[Corpora-List] ANC, FROWN, Fuzzy Logic

Mon Jul 24 14:05:15 UTC 2006

Hi,

I'm a DPhil student looking at some related stuff.

On 24 Jul 2006, at 02:24, John F. Sowa wrote:

> Linda, Rob, Chris, and Mark,
>
> I agree with Rob on following point:
>
> RF> As far as I know fuzzy logic is just a way of keeping
> > track of uncertain qualities, it does not explain the
> > underlying uncertainty.

As far as I understand it, fuzzy logic isn't about uncertainty in 
qualities, it is about degrees of qualities, or vagueness. Consider the 
set of tall people, for example. At what height do we say that someone 
belongs to this set? Fuzzy set theory proposes that there should be a 
degree of membership to some sets, so if someone is not tall or short, 
but somewhere in between, we should assign that person a degree of 
membership to the set of tall people, say 0.5. Note that there is no 
uncertainty about the person's height: we know exactly how tall they 
are, we are just not sure whether to call them tall or not.

At first sight, the issue of representing colours would seem to be 
perfect for fuzzy logic: since we can decompose colours (for example) 
into the primaries red, green and blue, we can represent each possible 
colour as partially belonging to the fuzzy sets of red, green and blue 
colours. Then we can define ways to calculate, using fuzzy set 
operations, to what degree something that is turquoise can be called 
blue, for example. There are numerous problems with this, however. The 
most obvious is that the behaviour of the representations change if you 
look at colours in a different way. For example, you could equally 
classify colours in terms of their degree of membership to the fuzzy 
sets of cyan, magenta, yellow and black 'colours'; in this case, fuzzy 
intersection would make colours closer to white, whereas in the red 
green and blue decomposition, fuzzy intersection makes colours darker.

It may be that you are interested in representing uncertainty. The 
standard system for reasoning with uncertainty is Bayesian inference. 
The idea is that the mathematics of probability is perfectly suited for 
reasoning about uncertainty. For example, not everyone has the same 
idea of what turquoise should look like, therefore when someone uses 
the term 'turquoise' we are not sure exactly what colour she is 
referring to. We could ask people to specify their idea of turquoise in 
terms of its red green and blue components, and then use their opinions 
to estimate a probability distribution for the term 'turquoise' over 
all the possible colours. (This would be a continuous function over the 
three dimensional vector space in the cube between the points (0,0,0) 
and (1,1,1), with a dimension corresponding to each of red green and 
blue, such that integrating the function over this space would give 1). 
Repeating this for all the terms for colours in the English language, 
we could then use this, for example, to estimate the probability that 
given someone had used the term 'blue'  they meant the same colour that 
another person would refer to as 'turquoise'.

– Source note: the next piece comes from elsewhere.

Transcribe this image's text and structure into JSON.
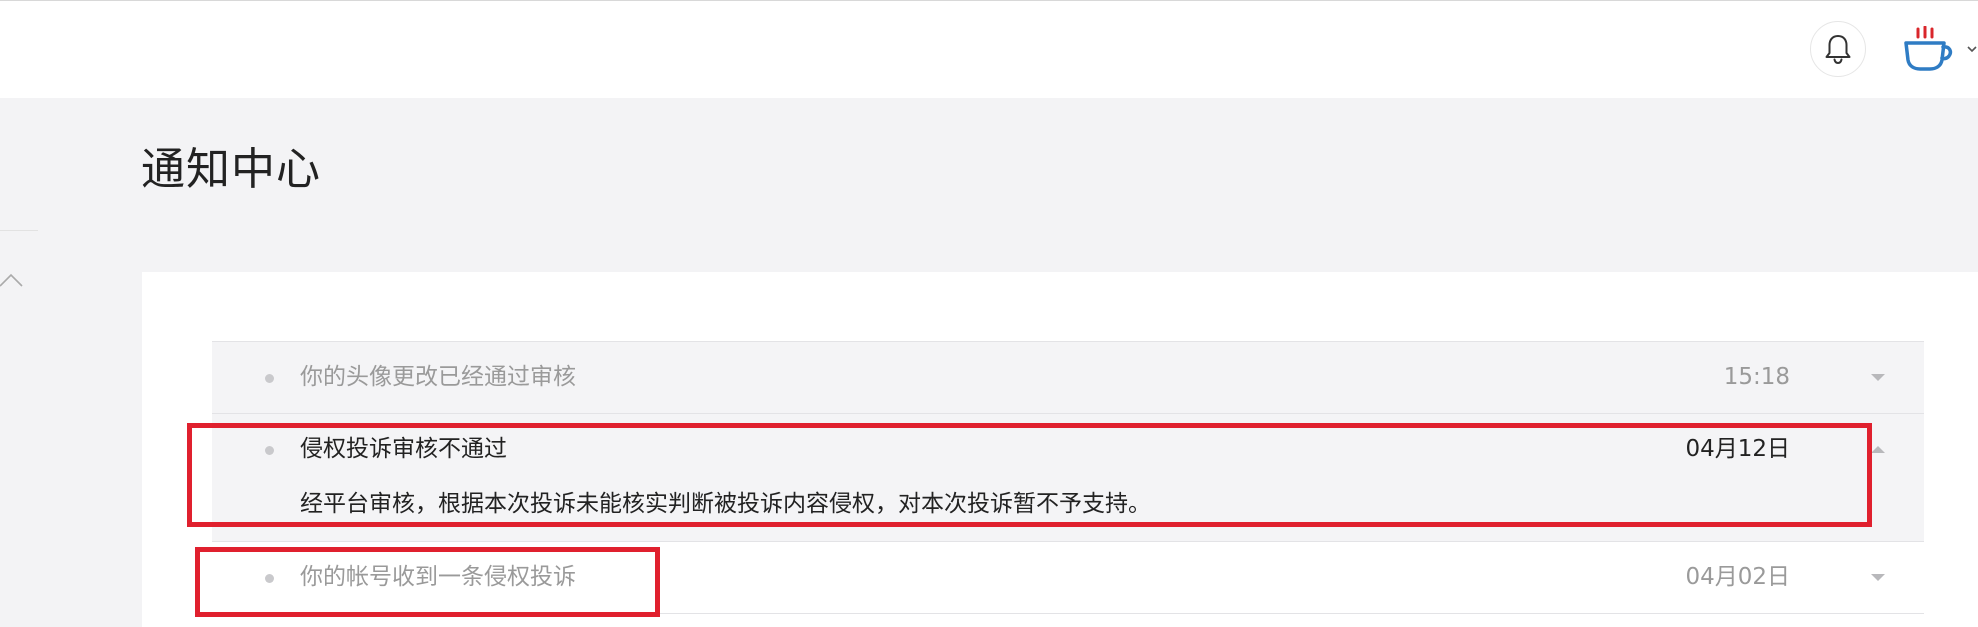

Unfortunately I have no idea how this relates to vantage theory.

>
> I also agree that Greg Chaitin makes many good points, but
> the connection between those points and this discussion is
> not clear.
>
> RF> the solution is to understand language to be fundamentally
> > a corpus and not a logical system of rules and classes over
> > that corpus.
>
> The first half of that sentence doesn't say much, since Chomsky
> also claimed that language is a corpus, but one that is generated
> by rules.  Saying that the corpus is not generated by rules might
> be a reasonable claim, but then it is necessary to answer Chris's
> questions:
>
> CB> how should we, as scientists, proceed in trying to derive
> > objective and generalizable knowledge about language from
> > corpora?
> >
> > once we have decided what to try and explain, what kind of
> > models we should use?
>

I think perhaps what the reference to Greg Chaitin's work was getting 
at was perhaps related to the following. In practice we are always 
faced with a finite corpus, whereas the theoretical corpora generated 
by rules are infinite. We can view our finite corpus as a sample from 
some hypothetical infinite corpus. The question is, what theory gives 
us the best estimate of this infinite corpus, given the finite sample? 
Using our finite corpus we can form theories about the infinite corpus, 
which may or may not incorporate our linguistic knowledge of the 
language in question. From an information theoretic perspective, the 
best theory would be the one that enabled us to express the finite 
corpus using the least amount of information -- the one that best 
compressed the information in the corpus.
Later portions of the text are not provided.